Wednesday, September 24, 2014

THE GOOD OLD DAYS? I DON'T THINK SO

I’ve been reading English history circa the reigns of Henry VII and Henry VIII and we’ve been catching the PBS series The Roosevelts. I do love on demand. Channel 310 on Comcast showed the whole seven part series this last weekend. And maybe some folks can absorb all the information and not come out semi conscious but I’m not one of them.
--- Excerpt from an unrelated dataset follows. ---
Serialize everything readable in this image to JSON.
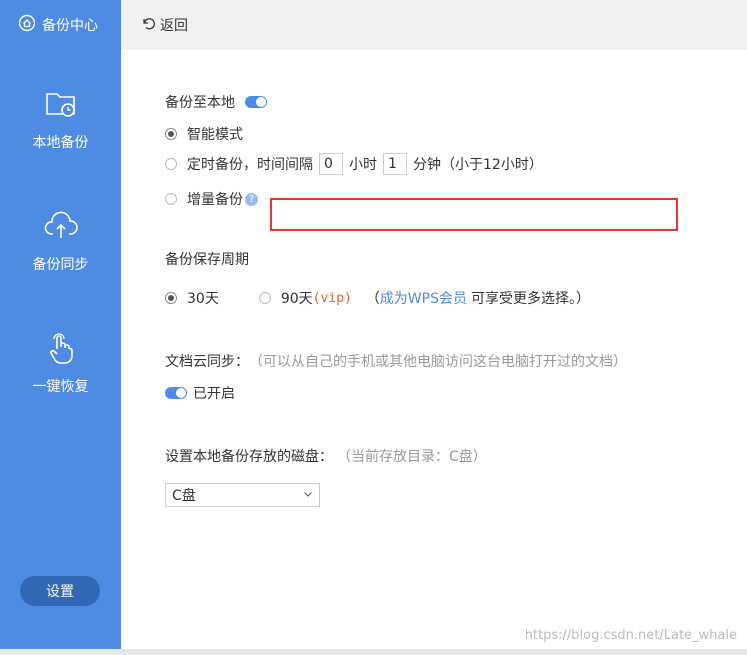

And both have reminded me how lucky we are, in spite of out of control medical costs and Ebola scares, to live in this century and not the fifteenth or even the nineteenth centuries. Everybody has heard of the Black Death that wiped out up to fifty percent of Europe in the mid 1300’s. The plague reared its ugly head periodically for over three centuries. And nobody really knew how to fight it. It wasn’t until another species of rats with different flea populations displaced the black rats that were hosts to the plague bearing fleas that the epidemics stopped. That and the great fire of London in the mid 1660’s. When the city was rebuilt, it was rebuilt with stone and brick. Wider, paved streets and marginally better sanitation didn’t hurt either.

Anyone ever hear of the “sweating sickness?” The disease appeared in England in the late 1400’s. The last recorded outbreak was in the 1570’s/ In between there were irregular outbreaks that, frankly, scare the living shit out of everyone. We still don’t know exactly what the disease was. /Some scientists lean towards a hanta type virus. The symptoms included a cough, disorientation and violent chills to start with followed by a high fever and the sweating that gave the disease its name. What scared everyone was the speed the disease killed. Man, woman or child you could wake up in the morning apparently healthy and be dead before nightfall. It was extremely contagious and killed prince and peasant alike.

And here’s one you don’t hear about in this country these days; child bed fever. Henry VIII lost both his mother and one of his wives to the disease. And reading the description of the rooms Elizabeth of York retired to for her “lying in” had me wondering how she managed to avoid it earlier. Draperies and tapestries and shrouded windows.; I get claustrophobia just imagining it. Frankly I’m surprised she managed to have six children and survive. Of the six, three made it to adulthood. The seventh, nearly a month premature and weak, barely survived her mother.

Once doctors were convinced to cover their street clothes and most important, WASH THEIR DAMN HANDS, the disease practically disappeared. At least in the first world.
When Elizabeth died Henry made it through the funeral and then disappeared from public view for at least six weeks. It was assumed that he had collapsed from grief. He probably did, accompanied by a flare up of the TB that finally killed him and a set of severely infected tonsils that almost did kill him. We still have TB with us. How many of us have heard of anyone who almost died of infected tonsils in this country?

Jump ahead a few hundred years. We have letters from my great great grandmother in Kansas about the turn of the last century. It was summer and there might be small pox in the neighborhood. Theodore Roosevelt lost his mother and wife on the same day. Mother to typhoid, wife to kidney disease that flared with the birth of their first child. Also mentioned were measles, scarlet fever and diphtheria.

Ah, the age of antibiotics, improved sanitation, paved roads, sewers, septic tanks, indoor plumbing and fabrics you can wash. Hopefully the world will get a handle on the Ebola outbreak before the damn virus mutates and goes airborne. And that is a scenario that we do not want to see.

1 comment:

Lisa :-] said...

I have a theory about all these modern "deadly virus" scares. Our fear of these diseases is based upon the devastation they had wrought in an age when we didn't have nearly the number of weapons in our medical arsenal that we have today. Ebola is frightening, yes...but the reason it is an epidemic in African countries is because of a lack of modern medical facilities/procedures/personnel, and, basically, fear and superstition rampant in an uneducated population. Which is not to say ebola couldn't do some damage if it made it to our shores, but I think the threat has been hyped out of proportion by our intrepid media, and perhaps some darker forces behind it to whom it seems like a good idea to keep the public ignorant and fearful.